Somewhat buried in a broader Laura Rozen piece about Hillary Clinton's upcoming agenda is this choice nugget:
Late last month, for instance, White House aides quietly nixed plans to bring on journalist and longtime Clinton advisor Sidney Blumenthal as a State Department consultant and speechwriter, an aide confirmed, after the planned appointment was reported.
This news is less surprising than the initial leak about Blumenthal, who was a bogeyman for Obama campaign aides convinced that he was driving some of the harshest primary-season attacks against their candidate. That said, Hillary managed to bring to State at least one other aide whom I know is quite disliked at some high levels in Obamaland, so the notion that Blumenthal might come along for the ride as well seemed plausible enough.
Meanwhile, Rozen has some detail on Hillary's scheduled speech about nonproliferation at the Council on Foreign Relations in Washington next week.

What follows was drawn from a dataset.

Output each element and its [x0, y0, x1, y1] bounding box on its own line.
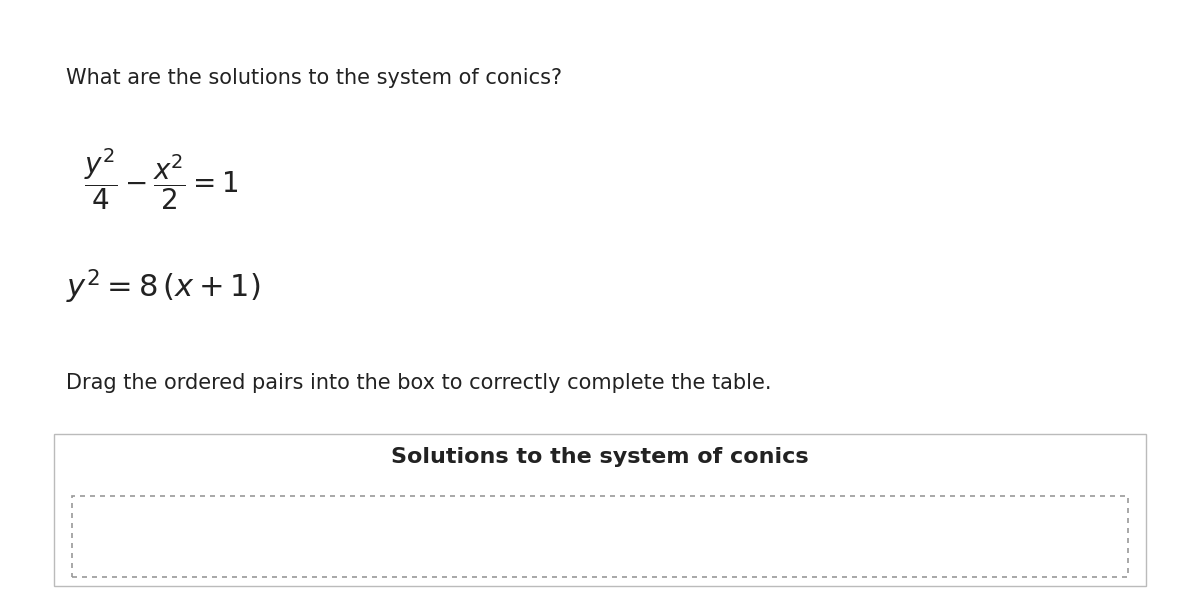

Then she's off for a high-profile visit to India, and later in July she and Treasury Secretary Timothy Geithner hold an important summit with Chinese officials.

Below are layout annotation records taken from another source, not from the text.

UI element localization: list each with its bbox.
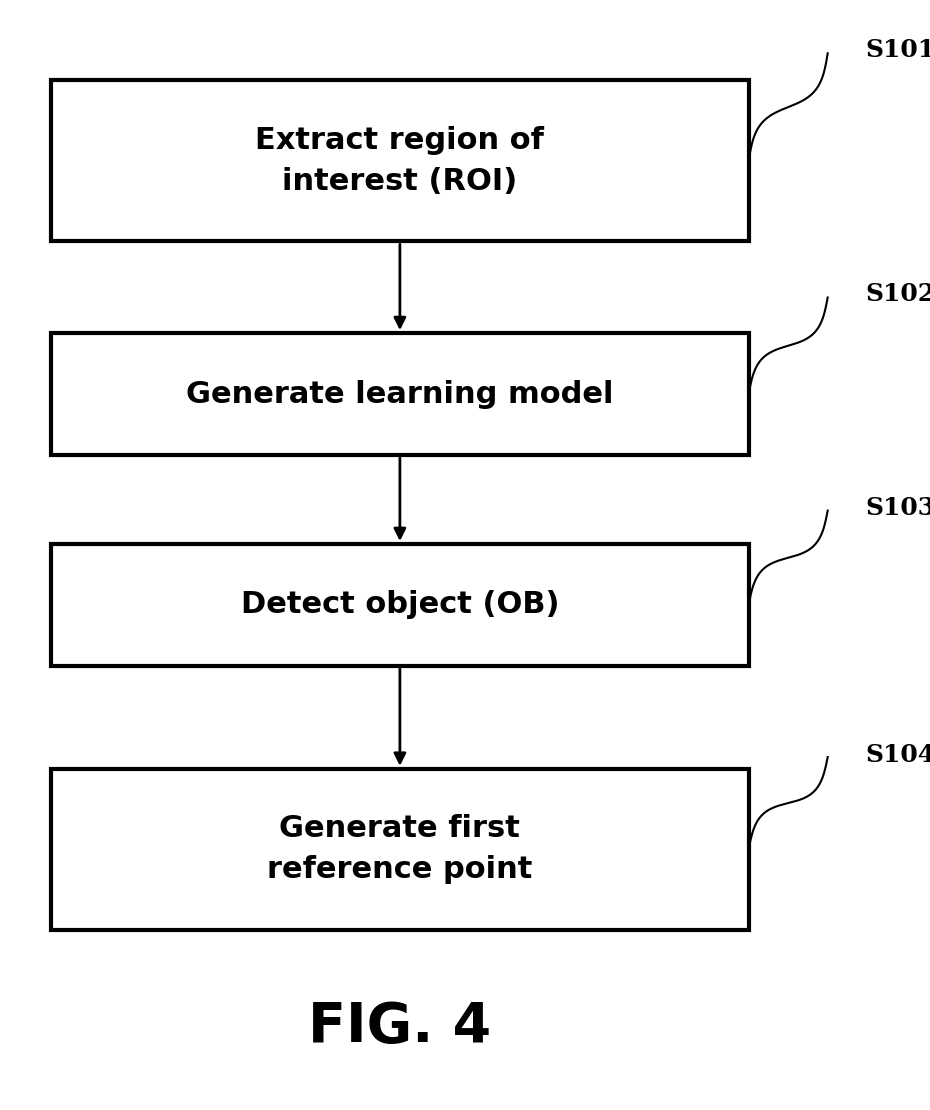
Text: S102: S102: [865, 282, 930, 306]
Text: Generate learning model: Generate learning model: [186, 380, 614, 408]
Text: S104: S104: [865, 743, 930, 767]
Bar: [51, 544, 749, 666]
Bar: [51, 81, 749, 242]
Text: Detect object (OB): Detect object (OB): [241, 591, 559, 619]
Text: FIG. 4: FIG. 4: [309, 1000, 491, 1053]
Text: Generate first
reference point: Generate first reference point: [267, 815, 533, 884]
Text: S103: S103: [865, 496, 930, 521]
Bar: [51, 768, 749, 930]
Text: S101: S101: [865, 38, 930, 62]
Bar: [51, 333, 749, 455]
Text: Extract region of
interest (ROI): Extract region of interest (ROI): [256, 127, 544, 195]
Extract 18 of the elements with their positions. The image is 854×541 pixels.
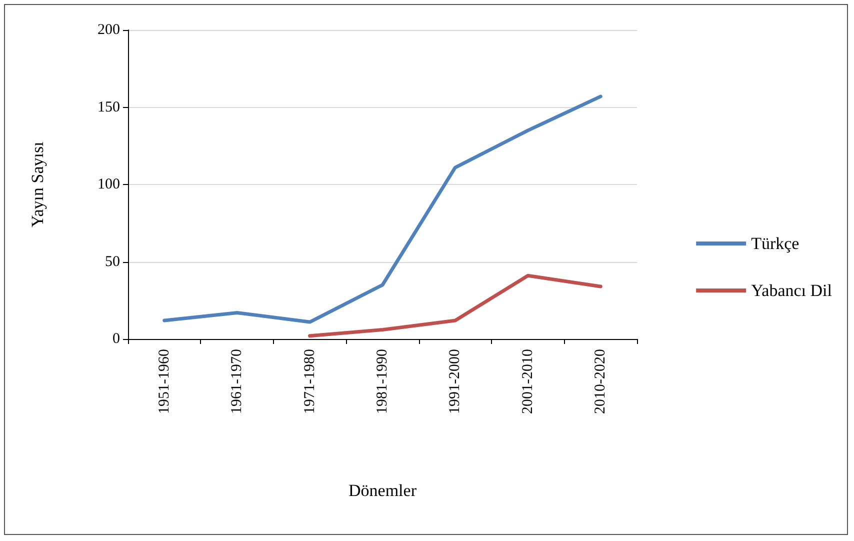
line-series	[162, 94, 602, 324]
line-series	[308, 274, 602, 338]
x-axis-title: Dönemler	[348, 481, 417, 500]
x-tick-label: 1971-1980	[302, 349, 318, 414]
y-tick-label: 200	[98, 22, 120, 38]
x-tick-label: 1981-1990	[374, 349, 390, 414]
x-tick-label: 2010-2020	[592, 349, 609, 414]
x-tick-label: 2001-2010	[520, 349, 536, 414]
x-tick-label: 1961-1970	[229, 349, 246, 414]
legend-label: Yabancı Dil	[751, 281, 832, 300]
x-tick-label: 1991-2000	[447, 349, 464, 414]
y-tick-label: 100	[98, 176, 120, 192]
y-axis-title: Yayın Sayısı	[28, 141, 47, 228]
y-tick-label: 150	[98, 99, 120, 116]
y-tick-label: 0	[112, 331, 120, 347]
y-tick-label: 50	[105, 254, 120, 270]
legend-label: Türkçe	[751, 234, 800, 253]
x-tick-label: 1951-1960	[156, 349, 172, 414]
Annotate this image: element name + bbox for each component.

Those last two events track with Clinton's vision of the Secretary of State job as laid out in my last TNR cover piece. For now, she has delegated regional crises like AfPak and the Middle East, and is concentrating on less sexy, long-term strategic relationships with emerging powers like India and China. If you talk to ten people in Washington, five will tell you that this shows how Hillary has been sidelined by the Obama team, while five more will say this reflects her own shrewd positioning and a desire to keep her head down for a while before swooping into a bigger role when things start happening like actual Middle East peace talks. I lean towards the latter interpretation. We'll see.